Tigran Malkhasyan - ART MOST STORE

Tigran Malkhasyan

Exhibitions

Selected Solo Exhibitions:

2018 – Art Gallery Le Garage, Antibes, France
2007 – Tigran Malkhasyan: Urban environment. Gallery «Atelier No. 2» of the Center for Contemporary Art «Winzavod», Moscow
2006 – Tigran Malkhasyan: Transformation of form. Gallery «Atelier No. 2» of the Center for Contemporary Art «Winzavod», Moscow
1998 – Gallery Old House, St. Petersburg
1995 – House of Russian-German Friendship, Hamburg,
Germany

Selected Group Exhibitions:

2022 – Les Voiles d'Antibes. Antibes, France
2020 – Antibes Art Fair. Antibes, France
2018 – SCOPE Miami Beach,Miami, USA
2018 – Antibes Art Fair. Antibes, France

2017 – Structures. Russian Museum, St. Petersburg
2013 – Born to Fly and Crawl. Russian Museum, St. Petersburg
2008 – RIGroup Design Show. Moscow
2006 – 1st Petersburg Biennale of Contemporary Art. St. Petersburg
2006 – Art–Manege 2006. Moscow, Russia
1997 – Artists from Saint Petersburg in Italy. San Benedetto del Toronto, Italy
1994 – All Petersburg. Central Exhibition Hall «Manege», St. Petersburg
1989 – Aarhus Art Museum, Aarhus, Denmark

Tigran Malkhasyan (born in Yerevan, Armenia, 1964). Lives and works in Nice, France.

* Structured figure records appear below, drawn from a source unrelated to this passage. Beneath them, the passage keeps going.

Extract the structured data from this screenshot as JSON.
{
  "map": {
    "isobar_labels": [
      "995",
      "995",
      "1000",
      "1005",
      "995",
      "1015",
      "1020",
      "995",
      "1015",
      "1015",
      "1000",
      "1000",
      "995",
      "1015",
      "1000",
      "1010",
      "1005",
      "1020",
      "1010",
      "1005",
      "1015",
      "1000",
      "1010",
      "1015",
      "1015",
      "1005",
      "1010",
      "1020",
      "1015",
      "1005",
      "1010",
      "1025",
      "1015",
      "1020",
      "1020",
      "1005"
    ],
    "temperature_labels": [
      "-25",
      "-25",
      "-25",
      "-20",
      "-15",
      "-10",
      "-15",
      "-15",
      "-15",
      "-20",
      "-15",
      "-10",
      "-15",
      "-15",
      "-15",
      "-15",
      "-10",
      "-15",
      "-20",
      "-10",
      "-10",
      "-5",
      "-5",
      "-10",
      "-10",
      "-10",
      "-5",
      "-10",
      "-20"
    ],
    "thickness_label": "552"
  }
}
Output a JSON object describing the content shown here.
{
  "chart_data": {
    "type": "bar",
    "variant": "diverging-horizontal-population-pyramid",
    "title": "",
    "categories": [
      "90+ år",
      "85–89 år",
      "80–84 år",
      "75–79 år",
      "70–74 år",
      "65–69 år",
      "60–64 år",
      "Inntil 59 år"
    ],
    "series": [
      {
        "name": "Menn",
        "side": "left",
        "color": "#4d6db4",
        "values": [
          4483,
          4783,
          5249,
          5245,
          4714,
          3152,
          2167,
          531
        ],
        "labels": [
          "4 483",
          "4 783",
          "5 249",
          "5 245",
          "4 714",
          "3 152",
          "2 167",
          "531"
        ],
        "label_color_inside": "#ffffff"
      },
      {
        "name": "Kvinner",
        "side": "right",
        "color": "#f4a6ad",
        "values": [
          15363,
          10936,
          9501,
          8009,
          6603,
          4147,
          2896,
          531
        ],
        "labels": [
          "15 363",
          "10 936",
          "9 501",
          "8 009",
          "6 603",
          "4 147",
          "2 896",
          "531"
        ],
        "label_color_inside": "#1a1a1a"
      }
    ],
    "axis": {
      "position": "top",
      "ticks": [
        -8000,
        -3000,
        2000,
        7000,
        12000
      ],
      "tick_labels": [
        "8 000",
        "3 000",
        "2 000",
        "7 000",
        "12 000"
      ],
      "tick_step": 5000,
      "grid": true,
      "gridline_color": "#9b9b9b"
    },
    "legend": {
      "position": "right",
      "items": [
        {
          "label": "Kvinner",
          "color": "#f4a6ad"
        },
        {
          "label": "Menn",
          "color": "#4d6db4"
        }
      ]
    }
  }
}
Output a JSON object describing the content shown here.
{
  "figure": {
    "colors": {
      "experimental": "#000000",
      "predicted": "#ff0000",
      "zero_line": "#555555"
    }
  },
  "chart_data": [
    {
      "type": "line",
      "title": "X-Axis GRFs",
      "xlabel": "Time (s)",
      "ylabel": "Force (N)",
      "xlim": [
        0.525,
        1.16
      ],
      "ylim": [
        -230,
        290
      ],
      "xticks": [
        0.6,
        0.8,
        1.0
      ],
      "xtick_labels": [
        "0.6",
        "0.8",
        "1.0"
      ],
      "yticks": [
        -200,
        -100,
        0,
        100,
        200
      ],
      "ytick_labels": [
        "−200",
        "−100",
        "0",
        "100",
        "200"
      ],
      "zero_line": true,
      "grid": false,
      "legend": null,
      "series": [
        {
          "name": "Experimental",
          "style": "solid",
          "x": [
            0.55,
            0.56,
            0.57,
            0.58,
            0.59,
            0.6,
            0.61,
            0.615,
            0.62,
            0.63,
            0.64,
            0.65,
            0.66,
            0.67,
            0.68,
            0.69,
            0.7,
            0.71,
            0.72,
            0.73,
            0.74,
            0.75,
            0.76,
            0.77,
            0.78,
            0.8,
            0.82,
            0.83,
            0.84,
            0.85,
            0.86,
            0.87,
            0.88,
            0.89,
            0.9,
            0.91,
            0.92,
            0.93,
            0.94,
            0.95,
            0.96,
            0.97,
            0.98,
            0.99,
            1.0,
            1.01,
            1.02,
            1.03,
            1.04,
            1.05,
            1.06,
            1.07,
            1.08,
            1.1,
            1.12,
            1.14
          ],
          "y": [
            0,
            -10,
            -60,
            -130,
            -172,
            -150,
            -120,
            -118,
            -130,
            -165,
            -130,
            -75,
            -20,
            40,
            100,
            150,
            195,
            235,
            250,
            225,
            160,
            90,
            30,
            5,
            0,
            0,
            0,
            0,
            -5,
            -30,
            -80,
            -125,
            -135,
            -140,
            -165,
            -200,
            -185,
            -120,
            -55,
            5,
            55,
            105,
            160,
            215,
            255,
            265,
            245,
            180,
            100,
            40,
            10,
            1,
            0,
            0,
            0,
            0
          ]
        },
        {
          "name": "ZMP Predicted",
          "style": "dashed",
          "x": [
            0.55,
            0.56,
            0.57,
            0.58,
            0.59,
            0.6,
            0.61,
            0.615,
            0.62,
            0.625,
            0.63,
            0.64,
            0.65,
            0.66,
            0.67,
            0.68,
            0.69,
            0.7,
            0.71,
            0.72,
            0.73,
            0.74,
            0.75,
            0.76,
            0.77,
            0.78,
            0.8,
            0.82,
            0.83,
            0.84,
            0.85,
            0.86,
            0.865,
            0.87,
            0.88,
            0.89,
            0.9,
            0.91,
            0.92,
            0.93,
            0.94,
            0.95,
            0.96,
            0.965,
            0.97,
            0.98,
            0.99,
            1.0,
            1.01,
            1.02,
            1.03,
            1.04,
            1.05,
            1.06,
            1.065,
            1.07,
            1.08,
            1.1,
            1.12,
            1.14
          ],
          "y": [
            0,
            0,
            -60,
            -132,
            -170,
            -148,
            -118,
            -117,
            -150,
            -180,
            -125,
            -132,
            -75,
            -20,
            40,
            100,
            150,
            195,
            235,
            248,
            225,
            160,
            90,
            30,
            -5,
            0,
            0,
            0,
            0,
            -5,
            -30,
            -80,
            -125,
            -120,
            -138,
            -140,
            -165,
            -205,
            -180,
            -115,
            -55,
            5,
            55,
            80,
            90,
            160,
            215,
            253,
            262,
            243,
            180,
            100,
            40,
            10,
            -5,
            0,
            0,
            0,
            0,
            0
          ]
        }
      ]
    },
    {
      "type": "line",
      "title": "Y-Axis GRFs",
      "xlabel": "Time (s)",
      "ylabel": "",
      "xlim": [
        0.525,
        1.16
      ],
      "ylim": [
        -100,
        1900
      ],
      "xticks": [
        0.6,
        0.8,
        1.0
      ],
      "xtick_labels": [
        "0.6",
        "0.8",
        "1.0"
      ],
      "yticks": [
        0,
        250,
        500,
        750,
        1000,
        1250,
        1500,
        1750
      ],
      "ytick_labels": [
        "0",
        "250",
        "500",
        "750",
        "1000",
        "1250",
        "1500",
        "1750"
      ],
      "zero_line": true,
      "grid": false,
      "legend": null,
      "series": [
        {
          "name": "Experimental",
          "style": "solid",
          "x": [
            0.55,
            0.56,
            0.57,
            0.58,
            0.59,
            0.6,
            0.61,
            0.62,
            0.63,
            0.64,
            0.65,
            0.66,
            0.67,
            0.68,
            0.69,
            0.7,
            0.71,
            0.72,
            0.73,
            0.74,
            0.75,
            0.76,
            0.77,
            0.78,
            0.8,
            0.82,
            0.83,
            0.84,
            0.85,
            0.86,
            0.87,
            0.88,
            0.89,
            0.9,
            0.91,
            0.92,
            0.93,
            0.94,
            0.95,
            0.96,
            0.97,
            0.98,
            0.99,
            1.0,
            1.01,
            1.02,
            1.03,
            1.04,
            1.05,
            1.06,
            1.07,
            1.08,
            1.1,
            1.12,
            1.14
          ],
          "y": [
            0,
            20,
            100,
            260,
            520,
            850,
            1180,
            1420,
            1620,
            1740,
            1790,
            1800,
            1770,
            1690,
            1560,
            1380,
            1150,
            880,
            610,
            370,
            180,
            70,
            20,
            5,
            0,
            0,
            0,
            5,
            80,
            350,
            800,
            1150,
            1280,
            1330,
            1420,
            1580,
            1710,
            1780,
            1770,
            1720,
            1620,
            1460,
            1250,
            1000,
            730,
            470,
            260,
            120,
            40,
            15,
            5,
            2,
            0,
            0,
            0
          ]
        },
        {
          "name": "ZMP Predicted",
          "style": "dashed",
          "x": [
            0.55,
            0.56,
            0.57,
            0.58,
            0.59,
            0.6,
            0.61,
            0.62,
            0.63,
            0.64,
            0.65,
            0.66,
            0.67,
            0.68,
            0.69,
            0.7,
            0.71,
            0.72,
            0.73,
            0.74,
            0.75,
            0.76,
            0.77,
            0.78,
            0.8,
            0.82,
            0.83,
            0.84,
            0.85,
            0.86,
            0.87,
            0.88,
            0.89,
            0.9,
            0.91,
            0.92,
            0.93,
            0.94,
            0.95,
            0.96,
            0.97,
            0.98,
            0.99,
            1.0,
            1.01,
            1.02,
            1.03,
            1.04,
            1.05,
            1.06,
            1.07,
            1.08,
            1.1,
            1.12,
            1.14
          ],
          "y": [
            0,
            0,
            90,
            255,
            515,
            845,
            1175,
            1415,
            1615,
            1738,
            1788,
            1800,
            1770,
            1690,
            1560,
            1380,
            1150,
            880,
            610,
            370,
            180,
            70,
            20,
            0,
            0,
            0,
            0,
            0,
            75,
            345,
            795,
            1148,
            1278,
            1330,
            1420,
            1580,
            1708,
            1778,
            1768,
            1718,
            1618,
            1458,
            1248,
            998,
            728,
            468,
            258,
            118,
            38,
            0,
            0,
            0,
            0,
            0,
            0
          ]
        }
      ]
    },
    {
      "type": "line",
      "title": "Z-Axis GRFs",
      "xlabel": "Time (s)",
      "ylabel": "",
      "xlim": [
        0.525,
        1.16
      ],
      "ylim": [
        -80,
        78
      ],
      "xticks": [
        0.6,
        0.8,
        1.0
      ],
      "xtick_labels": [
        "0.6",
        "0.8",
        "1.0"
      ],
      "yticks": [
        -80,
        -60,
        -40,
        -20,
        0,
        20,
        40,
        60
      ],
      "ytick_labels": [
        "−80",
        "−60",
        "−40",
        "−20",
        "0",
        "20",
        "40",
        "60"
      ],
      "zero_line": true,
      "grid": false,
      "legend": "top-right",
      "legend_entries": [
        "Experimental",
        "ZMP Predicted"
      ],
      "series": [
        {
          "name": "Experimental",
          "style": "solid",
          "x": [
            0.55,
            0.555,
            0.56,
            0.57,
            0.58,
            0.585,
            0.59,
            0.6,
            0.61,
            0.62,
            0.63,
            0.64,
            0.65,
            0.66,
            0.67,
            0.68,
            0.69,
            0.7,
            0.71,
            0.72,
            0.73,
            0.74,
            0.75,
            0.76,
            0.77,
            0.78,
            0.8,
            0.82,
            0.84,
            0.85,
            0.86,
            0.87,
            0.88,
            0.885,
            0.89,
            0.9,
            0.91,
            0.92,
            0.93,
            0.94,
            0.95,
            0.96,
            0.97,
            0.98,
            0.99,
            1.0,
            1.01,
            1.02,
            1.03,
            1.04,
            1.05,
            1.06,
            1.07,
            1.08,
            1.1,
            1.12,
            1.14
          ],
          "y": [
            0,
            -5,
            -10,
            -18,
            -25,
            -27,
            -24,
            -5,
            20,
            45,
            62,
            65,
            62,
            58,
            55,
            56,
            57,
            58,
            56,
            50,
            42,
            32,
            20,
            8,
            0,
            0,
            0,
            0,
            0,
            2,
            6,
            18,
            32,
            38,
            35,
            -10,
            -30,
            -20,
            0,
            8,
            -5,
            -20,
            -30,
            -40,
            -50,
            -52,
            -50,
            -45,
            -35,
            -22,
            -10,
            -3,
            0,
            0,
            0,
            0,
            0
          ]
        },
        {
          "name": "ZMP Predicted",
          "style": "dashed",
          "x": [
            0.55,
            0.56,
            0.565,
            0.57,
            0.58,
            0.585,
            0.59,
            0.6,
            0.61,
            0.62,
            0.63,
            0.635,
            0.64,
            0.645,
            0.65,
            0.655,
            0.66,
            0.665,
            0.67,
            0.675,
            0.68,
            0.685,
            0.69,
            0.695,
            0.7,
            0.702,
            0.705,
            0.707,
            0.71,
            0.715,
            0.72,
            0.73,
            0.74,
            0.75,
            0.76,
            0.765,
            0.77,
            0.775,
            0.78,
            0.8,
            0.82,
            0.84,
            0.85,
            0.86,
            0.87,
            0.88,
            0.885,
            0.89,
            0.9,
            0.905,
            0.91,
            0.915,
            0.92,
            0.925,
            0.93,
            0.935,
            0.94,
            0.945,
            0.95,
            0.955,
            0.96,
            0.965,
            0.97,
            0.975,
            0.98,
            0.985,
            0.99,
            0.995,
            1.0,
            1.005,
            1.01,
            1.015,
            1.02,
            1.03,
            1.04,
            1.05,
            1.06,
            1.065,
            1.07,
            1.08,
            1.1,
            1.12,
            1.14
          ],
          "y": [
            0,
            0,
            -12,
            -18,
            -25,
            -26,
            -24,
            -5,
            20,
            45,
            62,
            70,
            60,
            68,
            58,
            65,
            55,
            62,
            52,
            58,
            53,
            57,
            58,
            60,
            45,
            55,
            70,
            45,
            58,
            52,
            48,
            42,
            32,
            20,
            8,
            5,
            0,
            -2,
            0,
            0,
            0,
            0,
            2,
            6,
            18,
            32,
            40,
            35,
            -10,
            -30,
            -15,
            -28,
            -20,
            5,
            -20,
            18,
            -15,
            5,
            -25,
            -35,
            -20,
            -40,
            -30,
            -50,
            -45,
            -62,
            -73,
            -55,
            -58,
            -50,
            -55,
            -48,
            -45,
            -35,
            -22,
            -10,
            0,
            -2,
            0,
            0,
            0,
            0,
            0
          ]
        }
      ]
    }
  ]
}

Has a higher education in physics and technology. Studied radio electronics, non-destructive optical testing and laser technology.
Since 1986 works as a freelance artist.

Selected Collections:
National Gallery of Armenia, Erevan, Armenia
Elysee Palace, Madame Macron collection Paris, France
Raivis Zabis – RZ Collection, Riga, Latvia
Rene Guerra, Nice, France
Russian Museum, St. Petersburg
Moscow Museum of Modern Art (MMOMA), Moscow
Museum of Contemporary Art ARTMUZA, St. Petersburg

Art critic Marina Koldobskaya about the concept:
«…At first glance, his works represent a traditional abstraction - spots, blots, streaks. The point, however, is that the author consistently removes himself, the artist, from the creative process. He does not send his personal message, does not express his emotions - he pours paint and allows natural forces to act: centripetal and centrifugal, gravity and surface tension, diffusion and repulsion. This is exactly how it happened during the creation of the world - lava flowed, waves ran, precipitation fell, stalactites grew, whirlpools swirled, protoplasm clumped into slimy lumps ...
These streaks and blots are not as chaotic as they might seem - the author introduces patterns into the movement of colorful masses , but not with a brush, palette knife, sprayer or other usual artistic tool - he uses natural forces: either he pours paint in puddles, then he allows it to flow freely, or he makes the robot rotate the canvas - in different directions, at different speeds, in a changing rhythm. The streaks of paint are crushed, branched, twisted, spreading streams form the likeness of fractals. For Malkhasyan, an admirer of the great mathematician Benoit Mandelbrot, these picturesque analogues of natural fractals are very important. In the streaks, spots, and swirls of paint in the paintings, either the structures of crystals, or the clusters of cells visible on a microscope slide, or the stalactites that filled the space of the cave, or the traces left by the wave on the sand, are modeled. As well as shoots of primitive plants, fragments of shells and skeletons, clusters of clouds, knots of blood vessels...
In fact, Tigran models the processes of creation, and with the curiosity of the creator, he looks to see if it will turn out well. Or, to put it more modestly, his canvases are a kind of alchemist's cauldron, where, on a whim, reagents are laid, over which the artist conjures by trial and error - in the hope of turning dust and ashes into unfading gold».